All Data Collector status values show "Not Connected"
search cancel

All Data Collector status values show "Not Connected"

book

Article ID: 241492

calendar_today

Updated On:

Products

CA Performance Management Network Observability

Issue/Introduction

Would like to troubleshoot this to understand why some collectors go into this state after a bit. So far my resolution would be to bounce activemq. But doing this flushes any queued data. This is not desirable. How do we troubleshoot this issue to better understand "what" is wrong?

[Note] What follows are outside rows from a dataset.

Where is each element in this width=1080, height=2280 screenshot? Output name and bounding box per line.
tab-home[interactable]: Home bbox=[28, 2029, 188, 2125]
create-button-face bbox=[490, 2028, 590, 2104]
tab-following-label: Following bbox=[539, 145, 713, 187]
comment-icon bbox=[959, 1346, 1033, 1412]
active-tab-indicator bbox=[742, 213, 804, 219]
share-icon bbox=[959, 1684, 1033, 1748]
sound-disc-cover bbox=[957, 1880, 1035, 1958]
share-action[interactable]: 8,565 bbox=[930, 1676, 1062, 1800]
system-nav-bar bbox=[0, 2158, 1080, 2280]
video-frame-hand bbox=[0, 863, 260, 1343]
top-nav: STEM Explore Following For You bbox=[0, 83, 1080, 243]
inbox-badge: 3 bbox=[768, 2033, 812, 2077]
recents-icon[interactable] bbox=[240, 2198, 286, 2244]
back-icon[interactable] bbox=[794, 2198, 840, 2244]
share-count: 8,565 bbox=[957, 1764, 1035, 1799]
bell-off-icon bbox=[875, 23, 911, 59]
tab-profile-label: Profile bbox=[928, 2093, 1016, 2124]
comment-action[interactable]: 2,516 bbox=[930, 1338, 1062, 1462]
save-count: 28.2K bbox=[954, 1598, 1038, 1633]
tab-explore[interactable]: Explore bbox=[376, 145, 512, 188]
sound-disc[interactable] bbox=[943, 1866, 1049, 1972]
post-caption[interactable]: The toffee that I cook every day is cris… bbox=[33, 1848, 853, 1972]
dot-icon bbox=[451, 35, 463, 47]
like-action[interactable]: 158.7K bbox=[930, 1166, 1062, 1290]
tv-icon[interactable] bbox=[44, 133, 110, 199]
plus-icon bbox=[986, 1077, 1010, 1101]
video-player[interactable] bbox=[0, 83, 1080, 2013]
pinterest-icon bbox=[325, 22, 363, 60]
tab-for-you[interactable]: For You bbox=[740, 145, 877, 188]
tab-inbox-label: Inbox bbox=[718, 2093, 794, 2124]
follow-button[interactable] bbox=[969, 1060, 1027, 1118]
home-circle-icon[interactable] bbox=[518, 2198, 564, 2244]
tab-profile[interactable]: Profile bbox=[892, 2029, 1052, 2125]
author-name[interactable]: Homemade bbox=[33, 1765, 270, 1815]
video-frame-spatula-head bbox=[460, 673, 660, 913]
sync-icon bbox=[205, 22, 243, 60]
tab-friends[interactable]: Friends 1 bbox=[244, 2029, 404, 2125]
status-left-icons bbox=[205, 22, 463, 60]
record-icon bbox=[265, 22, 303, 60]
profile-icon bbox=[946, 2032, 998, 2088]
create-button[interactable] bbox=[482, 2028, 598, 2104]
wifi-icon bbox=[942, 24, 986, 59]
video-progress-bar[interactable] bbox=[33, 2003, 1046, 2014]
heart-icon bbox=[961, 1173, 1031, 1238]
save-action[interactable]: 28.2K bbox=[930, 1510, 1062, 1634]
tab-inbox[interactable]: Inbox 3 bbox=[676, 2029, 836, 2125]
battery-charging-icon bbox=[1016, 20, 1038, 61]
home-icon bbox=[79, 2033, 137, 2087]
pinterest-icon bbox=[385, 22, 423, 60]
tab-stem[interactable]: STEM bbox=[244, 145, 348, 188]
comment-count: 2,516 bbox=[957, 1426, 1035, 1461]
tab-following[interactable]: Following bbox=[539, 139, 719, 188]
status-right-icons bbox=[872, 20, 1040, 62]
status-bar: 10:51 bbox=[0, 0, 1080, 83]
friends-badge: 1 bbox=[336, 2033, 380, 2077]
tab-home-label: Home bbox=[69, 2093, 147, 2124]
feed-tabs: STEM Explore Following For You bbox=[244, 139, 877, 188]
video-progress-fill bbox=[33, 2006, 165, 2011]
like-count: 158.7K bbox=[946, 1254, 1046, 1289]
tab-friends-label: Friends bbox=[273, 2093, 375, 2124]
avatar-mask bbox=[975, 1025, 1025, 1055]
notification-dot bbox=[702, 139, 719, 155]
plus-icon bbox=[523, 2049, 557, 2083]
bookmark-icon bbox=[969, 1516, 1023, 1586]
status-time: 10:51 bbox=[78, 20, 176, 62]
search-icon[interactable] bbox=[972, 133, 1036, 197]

In Administration -> Monitored Items Management -> Data Collectors we see all three status values (Configuration Status, Polling Status and Status columns) with red "Not Connected" values.

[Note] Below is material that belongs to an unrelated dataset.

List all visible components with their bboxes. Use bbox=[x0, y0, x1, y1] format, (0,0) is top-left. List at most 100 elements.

In the System Status Data Collector section we see all three status values (Configuration Status, Polling Status and Status columns) with red "Not Connected" values.

In the current Data Aggregator (default path shown) /opt/IMDataAggregator/broker/apache-activemq-<version>/data/activemq.log file we see these WARN messages. That will be one for each Data Collector impacted.

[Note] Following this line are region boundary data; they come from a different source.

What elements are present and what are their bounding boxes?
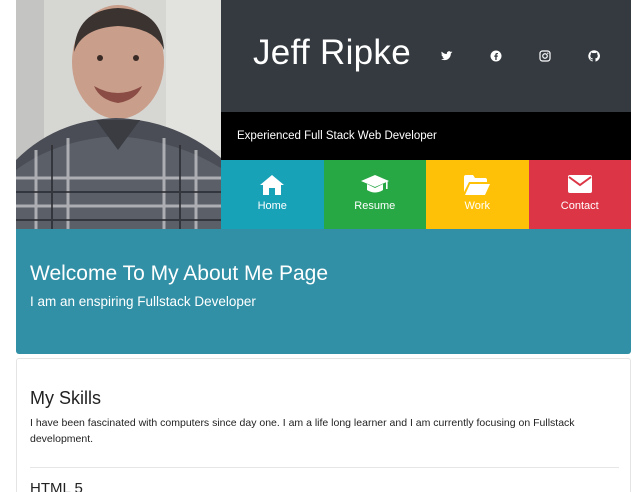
nav-work[interactable]: Work (426, 160, 529, 229)
nav-contact-label: Contact (560, 200, 599, 212)
welcome-title: Welcome To My About Me Page (30, 262, 329, 285)
instagram-icon[interactable] (539, 49, 553, 63)
profile-photo (16, 0, 221, 229)
skills-card: My Skills I have been fascinated with co… (16, 358, 631, 492)
github-icon[interactable] (588, 49, 602, 63)
tagline: Experienced Full Stack Web Developer (237, 130, 437, 142)
nav-home[interactable]: Home (221, 160, 324, 229)
skills-text: I have been fascinated with computers si… (30, 417, 575, 445)
home-icon (260, 175, 285, 200)
folder-open-icon (464, 175, 491, 200)
welcome-subtitle: I am an enspiring Fullstack Developer (30, 294, 256, 309)
header: Jeff Ripke Experienced Full Stack Web De… (16, 0, 631, 229)
nav-resume[interactable]: Resume (323, 160, 426, 229)
envelope-icon (567, 175, 592, 198)
nav-resume-label: Resume (354, 200, 396, 212)
divider (30, 467, 619, 468)
site-name: Jeff Ripke (253, 33, 411, 72)
graduation-cap-icon (360, 175, 389, 200)
page-container: Jeff Ripke Experienced Full Stack Web De… (16, 0, 631, 492)
skill-heading: HTML 5 (30, 480, 83, 492)
nav-home-label: Home (257, 200, 287, 212)
twitter-icon[interactable] (441, 49, 455, 63)
tagline-bar: Experienced Full Stack Web Developer (221, 112, 631, 160)
nav-work-label: Work (464, 200, 490, 212)
name-bar: Jeff Ripke (221, 0, 631, 112)
main-nav: Home Resume Work Contact (221, 160, 631, 229)
welcome-jumbotron: Welcome To My About Me Page I am an ensp… (16, 229, 631, 354)
facebook-icon[interactable] (490, 49, 504, 63)
skills-title: My Skills (30, 388, 101, 408)
nav-contact[interactable]: Contact (528, 160, 631, 229)
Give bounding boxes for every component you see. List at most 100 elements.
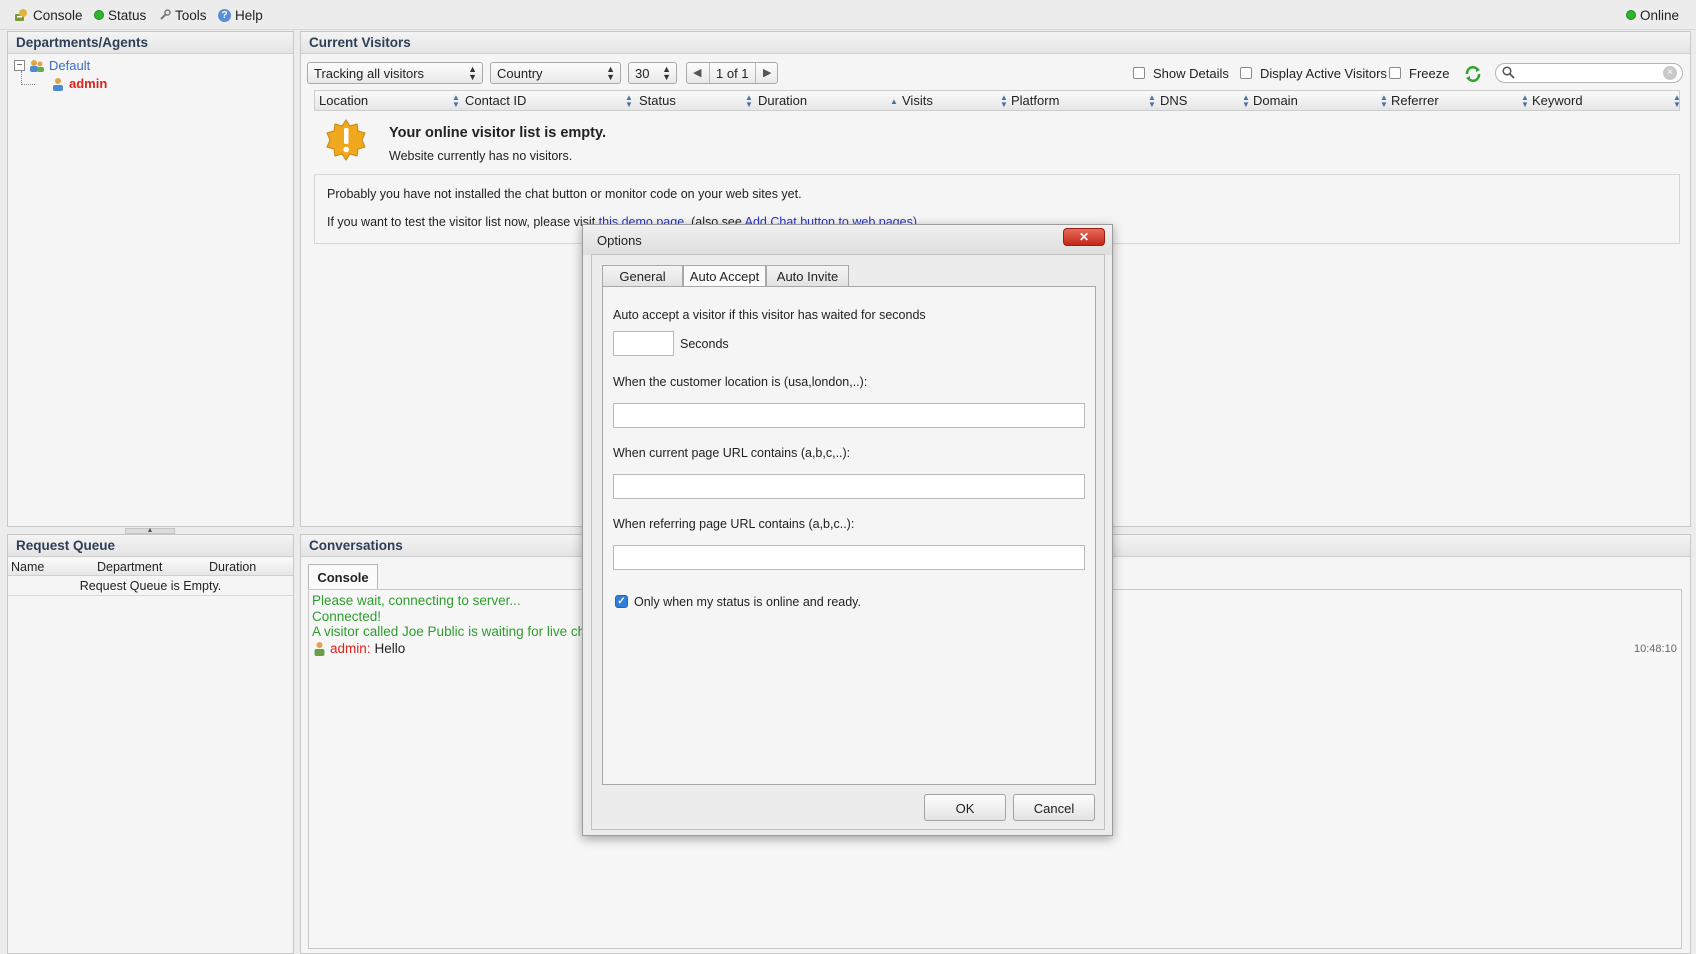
show-details-label: Show Details	[1153, 66, 1229, 81]
column-header[interactable]: Domain	[1250, 92, 1301, 110]
freeze-label: Freeze	[1409, 66, 1450, 81]
department-label: Default	[49, 58, 91, 73]
request-queue-empty: Request Queue is Empty.	[8, 577, 293, 596]
online-only-checkbox[interactable]: ✓	[615, 595, 628, 608]
message-text: Hello	[374, 641, 406, 656]
dialog-titlebar[interactable]: Options	[583, 225, 1112, 255]
request-queue-panel: Request Queue Name Department Duration R…	[7, 534, 294, 954]
tree-line	[21, 71, 22, 85]
column-header[interactable]: Visits	[899, 92, 936, 110]
tracking-select[interactable]: Tracking all visitors ▲ ▼	[307, 62, 483, 84]
request-queue-header: Name Department Duration	[8, 558, 293, 576]
pager-divider	[709, 63, 710, 83]
prev-page-icon[interactable]: ◀	[693, 66, 701, 79]
search-input[interactable]: ×	[1495, 63, 1683, 83]
page-indicator: 1 of 1	[716, 66, 749, 81]
column-header[interactable]: Platform	[1008, 92, 1062, 110]
department-icon	[29, 59, 45, 73]
tab-general[interactable]: General	[602, 265, 683, 287]
online-dot-icon	[1626, 10, 1636, 20]
online-status-label: Online	[1640, 7, 1680, 23]
column-header[interactable]: Contact ID	[462, 92, 529, 110]
departments-panel-title: Departments/Agents	[8, 32, 293, 54]
help-menu[interactable]: ? Help	[218, 7, 263, 23]
sort-icon[interactable]: ▲ ▼	[452, 94, 460, 109]
referrer-input[interactable]	[613, 545, 1085, 570]
sort-icon[interactable]: ▲ ▼	[1000, 94, 1008, 109]
console-menu[interactable]: Console	[14, 7, 83, 23]
agent-label: admin	[69, 76, 108, 91]
message-timestamp: 10:48:10	[1634, 643, 1677, 655]
wait-label: Auto accept a visitor if this visitor ha…	[613, 308, 926, 322]
seconds-input[interactable]	[613, 331, 674, 356]
wrench-icon	[159, 9, 171, 21]
show-details-checkbox[interactable]	[1133, 67, 1145, 79]
log-line: Please wait, connecting to server...	[312, 593, 521, 608]
sort-icon[interactable]: ▲ ▼	[625, 94, 633, 109]
chat-message: admin: Hello	[313, 641, 405, 656]
sort-icon[interactable]: ▲ ▼	[745, 94, 753, 109]
status-menu[interactable]: Status	[94, 7, 146, 23]
country-select-value: Country	[497, 66, 543, 81]
agent-icon	[51, 77, 65, 91]
tree-line	[21, 84, 35, 85]
dialog-title: Options	[597, 233, 642, 248]
sort-icon[interactable]: ▲ ▼	[1673, 94, 1681, 109]
country-select[interactable]: Country ▲ ▼	[490, 62, 621, 84]
display-active-label: Display Active Visitors	[1260, 66, 1387, 81]
auto-accept-pane: Auto accept a visitor if this visitor ha…	[602, 286, 1096, 785]
tab-auto-invite[interactable]: Auto Invite	[766, 265, 849, 287]
empty-subtitle: Website currently has no visitors.	[389, 149, 573, 163]
sort-icon[interactable]: ▲ ▼	[1242, 94, 1250, 109]
clear-search-icon[interactable]: ×	[1663, 66, 1677, 80]
help-icon: ?	[218, 8, 231, 22]
department-default[interactable]: − Default	[14, 58, 90, 73]
online-status[interactable]: Online	[1626, 7, 1679, 23]
column-header[interactable]: Referrer	[1388, 92, 1442, 110]
column-header[interactable]: Status	[636, 92, 679, 110]
cancel-button[interactable]: Cancel	[1013, 794, 1095, 821]
page-url-label: When current page URL contains (a,b,c,..…	[613, 446, 851, 460]
sort-icon[interactable]: ▲ ▼	[1380, 94, 1388, 109]
agent-admin[interactable]: admin	[51, 76, 107, 91]
column-header[interactable]: Duration	[755, 92, 810, 110]
rq-col-name: Name	[11, 560, 45, 574]
sort-icon[interactable]: ▲ ▼	[1148, 94, 1156, 109]
location-input[interactable]	[613, 403, 1085, 428]
close-icon[interactable]: ✕	[1063, 228, 1105, 246]
warning-icon	[324, 118, 368, 162]
select-arrows-icon: ▲ ▼	[662, 64, 671, 82]
select-arrows-icon: ▲ ▼	[468, 64, 477, 82]
request-queue-title: Request Queue	[8, 535, 293, 557]
log-lines: Please wait, connecting to server... Con…	[312, 593, 585, 640]
collapse-icon[interactable]: −	[14, 60, 25, 71]
tab-console[interactable]: Console	[308, 564, 378, 590]
message-sender: admin:	[330, 641, 371, 656]
column-header[interactable]: DNS	[1157, 92, 1190, 110]
tools-menu[interactable]: Tools	[159, 7, 207, 23]
sort-icon[interactable]: ▲ ▼	[1521, 94, 1529, 109]
agent-icon	[313, 641, 326, 656]
seconds-label: Seconds	[680, 337, 729, 351]
ok-button[interactable]: OK	[924, 794, 1006, 821]
page-size-select[interactable]: 30 ▲ ▼	[628, 62, 677, 84]
search-icon	[1502, 66, 1515, 79]
column-header[interactable]: Location	[316, 92, 371, 110]
page-size-value: 30	[635, 66, 650, 81]
departments-panel: Departments/Agents − Default admin	[7, 31, 294, 527]
sort-icon[interactable]: ▲	[890, 98, 898, 106]
next-page-icon[interactable]: ▶	[763, 66, 771, 79]
empty-state: Your online visitor list is empty. Websi…	[314, 111, 1680, 175]
current-visitors-title: Current Visitors	[301, 32, 1690, 54]
page-url-input[interactable]	[613, 474, 1085, 499]
refresh-icon[interactable]	[1464, 65, 1482, 83]
options-dialog: Options ✕ General Auto Accept Auto Invit…	[582, 224, 1113, 836]
tools-menu-label: Tools	[175, 7, 207, 23]
column-header[interactable]: Keyword	[1529, 92, 1586, 110]
display-active-checkbox[interactable]	[1240, 67, 1252, 79]
freeze-checkbox[interactable]	[1389, 67, 1401, 79]
log-line: Connected!	[312, 608, 382, 624]
online-only-label: Only when my status is online and ready.	[634, 595, 861, 609]
tab-auto-accept[interactable]: Auto Accept	[683, 265, 766, 288]
status-menu-label: Status	[108, 7, 147, 23]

2024-11-08 15:54:54,014 | WARN  | Usage(default:memory:queue://DIP-poll.responses.irep-<DCM_ID>adc:memory) percentUsage=100%, usage=209739881, limit=209715200, percentUsageMinDelta=1%;Parent:Usage(default:memory) percentUsage=1%, usage=655311976, limit=37768868659, percentUsageMinDelta=1%: Usage Manager Memory Limit reached. Producer (ID:<DCM_ID>-3:16:1:1) stopped to prevent flooding queue://DIP-poll.responses.irep-<DCM_ID>adc. See http://activemq.apache.org/producer-flow-control.html for more info (blocking for: 24410s) | org.apache.activemq.broker.region.Queue | ActiveMQ Transport: tcp:///127.0.0.1:34148@61616

Environment

All supported DX NetOps Performance Management releases

Cause

Network connection problems between impacted Data Aggregator and Data Collector servers.

We have observed disconnects ranging from 1 to 3 minutes in duration can result in this behavior.

Resolution

In some instances it may be sufficient to simply stop and restart the AMQ service to resolve the issue.

  1. Confirm dcmd service is running with "systemctl status dcmd"
  2. Run "systemctl stop activemq"
  3. Run "systemctl status activemq"
  4. If it does not get restarted by the running dcmd service manually restart it with "systemctl start activemq".

If the issue is not resolved a clean dcmd restart will help. On the problem Data Collector(s) follow these steps:

  1. Stop the ActiveMQ service:
    • systemctl stop activemq
  2. Stop the dcmd service:
    • systemctl stop dcmd
  3. Navigate to the Scripts Directory (default path shown):
    • cd /opt/IMDataCollector/scripts
  4. Run this command to 'clean' the Data Collector:
    • ./dcmd clean
  5. Start the dcmd Service:
    • systemctl start dcmd
  6. Confirm both it, and the activemq service, were restarted and remain running:
    • systemctl status dcmd
    • systemctl status activemq

Additional Information

The "./dcmd clean" helps to clear out old data and configuration files. Upon dcmd restart it forces creation of a fresh data directory and ensures it the correct ownership settings for the install user.

The command ./dcmd clean performs several actions to accomplish this. This summarizes the steps the "./dcmd clean" takes.

  • Move Data to Backup:
    • The command moves existing data to a backup location named data.bak.
  • Remove Configuration File:
    • It removes the local-jms-broker.xml configuration file.
  • Create Data Directory:
    • The command creates a new data directory.
  • Change Ownership:
    • It changes the ownership of the new data directory to the install user.